Graph neural networks (GNNs) have achieved remarkable empirical success in processing and representing graph-structured data across various domains. However, a significant challenge known as "oversmoothing" persists, where vertex features become nearly indistinguishable in deep GNNs, severely restricting their expressive power and practical utility. In this work, we analyze the asymptotic oversmoothing rates of deep GNNs with and without residual connections by deriving explicit convergence rates for a normalized vertex similarity measure. Our analytical framework is grounded in the multiplicative ergodic theorem. Furthermore, we demonstrate that adding residual connections effectively mitigates or prevents oversmoothing across several broad families of parameter distributions.
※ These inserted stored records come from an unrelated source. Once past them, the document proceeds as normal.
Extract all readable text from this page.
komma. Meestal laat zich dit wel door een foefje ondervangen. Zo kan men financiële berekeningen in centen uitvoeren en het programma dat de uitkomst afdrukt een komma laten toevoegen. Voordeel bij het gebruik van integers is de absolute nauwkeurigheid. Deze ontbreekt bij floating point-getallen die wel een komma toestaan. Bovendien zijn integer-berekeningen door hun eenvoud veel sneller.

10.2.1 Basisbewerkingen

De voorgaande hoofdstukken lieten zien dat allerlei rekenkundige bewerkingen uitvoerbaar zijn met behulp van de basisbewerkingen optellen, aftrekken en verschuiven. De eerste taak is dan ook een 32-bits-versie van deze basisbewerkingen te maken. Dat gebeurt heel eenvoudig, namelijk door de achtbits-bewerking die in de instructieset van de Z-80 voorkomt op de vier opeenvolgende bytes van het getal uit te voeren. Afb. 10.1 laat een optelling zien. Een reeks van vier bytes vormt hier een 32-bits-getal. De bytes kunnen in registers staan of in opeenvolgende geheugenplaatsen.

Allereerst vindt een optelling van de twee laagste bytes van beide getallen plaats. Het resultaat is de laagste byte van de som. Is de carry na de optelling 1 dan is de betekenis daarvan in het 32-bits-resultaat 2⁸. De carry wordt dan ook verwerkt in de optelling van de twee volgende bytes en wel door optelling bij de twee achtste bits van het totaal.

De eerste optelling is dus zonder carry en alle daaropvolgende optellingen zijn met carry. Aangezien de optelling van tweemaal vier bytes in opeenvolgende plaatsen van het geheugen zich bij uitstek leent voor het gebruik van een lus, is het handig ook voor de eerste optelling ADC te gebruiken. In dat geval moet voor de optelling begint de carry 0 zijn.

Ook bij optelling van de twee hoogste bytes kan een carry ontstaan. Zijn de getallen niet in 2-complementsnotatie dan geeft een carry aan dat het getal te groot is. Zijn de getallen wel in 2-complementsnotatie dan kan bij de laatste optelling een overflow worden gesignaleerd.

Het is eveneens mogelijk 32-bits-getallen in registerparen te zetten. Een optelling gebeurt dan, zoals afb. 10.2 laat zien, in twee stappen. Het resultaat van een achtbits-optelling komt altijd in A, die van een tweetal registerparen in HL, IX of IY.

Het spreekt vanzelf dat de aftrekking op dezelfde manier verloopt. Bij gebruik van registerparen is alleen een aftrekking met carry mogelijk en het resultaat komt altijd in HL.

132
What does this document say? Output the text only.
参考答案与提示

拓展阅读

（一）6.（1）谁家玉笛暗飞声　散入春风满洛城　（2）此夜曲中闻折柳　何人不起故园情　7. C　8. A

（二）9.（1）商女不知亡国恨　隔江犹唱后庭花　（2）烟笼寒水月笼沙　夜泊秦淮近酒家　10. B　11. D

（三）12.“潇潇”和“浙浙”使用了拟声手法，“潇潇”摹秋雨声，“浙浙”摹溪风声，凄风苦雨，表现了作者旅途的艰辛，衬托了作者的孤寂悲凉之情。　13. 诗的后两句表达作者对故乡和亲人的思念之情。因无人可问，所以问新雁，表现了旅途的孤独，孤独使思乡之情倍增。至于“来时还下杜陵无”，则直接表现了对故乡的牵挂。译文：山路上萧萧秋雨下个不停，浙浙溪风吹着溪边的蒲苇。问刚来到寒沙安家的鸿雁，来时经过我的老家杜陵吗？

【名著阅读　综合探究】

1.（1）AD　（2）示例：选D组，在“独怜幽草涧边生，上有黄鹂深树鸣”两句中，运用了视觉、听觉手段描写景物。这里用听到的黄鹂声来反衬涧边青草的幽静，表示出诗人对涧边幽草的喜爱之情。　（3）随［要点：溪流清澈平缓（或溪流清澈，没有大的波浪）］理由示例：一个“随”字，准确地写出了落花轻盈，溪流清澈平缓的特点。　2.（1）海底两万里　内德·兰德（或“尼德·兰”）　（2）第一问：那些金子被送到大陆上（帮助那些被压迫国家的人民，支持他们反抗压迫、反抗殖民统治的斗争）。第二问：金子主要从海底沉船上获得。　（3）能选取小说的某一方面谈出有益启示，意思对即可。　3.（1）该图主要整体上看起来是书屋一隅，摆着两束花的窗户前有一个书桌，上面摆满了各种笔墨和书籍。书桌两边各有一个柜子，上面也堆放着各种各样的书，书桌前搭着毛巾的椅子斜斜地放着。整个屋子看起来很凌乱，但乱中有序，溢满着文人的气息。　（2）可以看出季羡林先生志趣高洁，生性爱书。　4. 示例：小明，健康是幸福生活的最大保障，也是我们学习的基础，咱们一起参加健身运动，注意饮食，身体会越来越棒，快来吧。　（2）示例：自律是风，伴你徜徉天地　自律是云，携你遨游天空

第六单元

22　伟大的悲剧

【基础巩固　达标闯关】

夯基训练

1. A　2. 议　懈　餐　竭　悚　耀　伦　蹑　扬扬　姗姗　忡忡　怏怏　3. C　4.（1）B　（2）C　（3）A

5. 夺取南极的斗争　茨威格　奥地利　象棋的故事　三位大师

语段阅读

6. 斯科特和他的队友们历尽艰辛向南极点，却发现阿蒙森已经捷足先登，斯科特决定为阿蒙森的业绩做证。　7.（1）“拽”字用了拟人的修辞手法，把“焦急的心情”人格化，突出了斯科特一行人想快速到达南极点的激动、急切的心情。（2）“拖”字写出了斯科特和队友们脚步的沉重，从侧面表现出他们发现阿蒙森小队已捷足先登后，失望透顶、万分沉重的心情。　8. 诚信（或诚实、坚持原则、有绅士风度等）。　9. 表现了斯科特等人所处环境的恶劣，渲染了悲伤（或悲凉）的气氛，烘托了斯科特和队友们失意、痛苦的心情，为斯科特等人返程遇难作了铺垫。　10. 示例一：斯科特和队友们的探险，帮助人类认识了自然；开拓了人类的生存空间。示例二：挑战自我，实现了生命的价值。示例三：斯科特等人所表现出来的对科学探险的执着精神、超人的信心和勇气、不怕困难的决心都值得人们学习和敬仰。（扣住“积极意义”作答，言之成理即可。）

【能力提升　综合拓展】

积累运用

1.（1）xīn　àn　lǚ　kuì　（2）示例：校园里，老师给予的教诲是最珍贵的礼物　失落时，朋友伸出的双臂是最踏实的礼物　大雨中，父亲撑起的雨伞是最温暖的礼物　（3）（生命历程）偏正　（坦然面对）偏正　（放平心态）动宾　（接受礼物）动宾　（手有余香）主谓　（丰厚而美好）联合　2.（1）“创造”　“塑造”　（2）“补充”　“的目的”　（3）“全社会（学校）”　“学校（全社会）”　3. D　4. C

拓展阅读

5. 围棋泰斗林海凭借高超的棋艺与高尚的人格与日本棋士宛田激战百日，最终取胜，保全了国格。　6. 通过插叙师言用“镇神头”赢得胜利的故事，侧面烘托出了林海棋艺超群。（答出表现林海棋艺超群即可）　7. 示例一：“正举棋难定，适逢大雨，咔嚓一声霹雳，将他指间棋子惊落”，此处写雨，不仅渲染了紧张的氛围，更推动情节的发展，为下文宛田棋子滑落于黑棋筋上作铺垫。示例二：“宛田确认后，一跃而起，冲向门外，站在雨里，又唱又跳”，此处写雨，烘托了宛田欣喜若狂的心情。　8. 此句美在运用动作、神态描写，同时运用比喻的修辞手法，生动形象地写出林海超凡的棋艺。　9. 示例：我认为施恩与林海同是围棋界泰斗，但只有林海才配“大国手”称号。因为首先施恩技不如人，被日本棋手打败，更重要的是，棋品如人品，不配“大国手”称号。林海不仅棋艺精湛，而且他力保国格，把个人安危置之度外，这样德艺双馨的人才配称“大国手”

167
The theoretical findings are strongly supported by numerical experiments.

翻译：图神经网络（GNNs）在处理和表示跨领域的图结构数据方面取得了显著的实证成功。然而，一个被称为“过度平滑”的重大挑战持续存在，即在深度GNNs中，顶点特征变得几乎无法区分，严重限制了其表达能力和实际效用。在这项工作中，我们通过推导归一化顶点相似度度量的显式收敛速率，分析了带有残差连接和不带残差连接的深度GNNs的渐近过度平滑速率。我们的分析框架基于乘法遍历定理。此外，我们证明了添加残差连接能有效缓解或防止多种广泛参数分布族中的过度平滑现象。数值实验有力地支持了这些理论发现。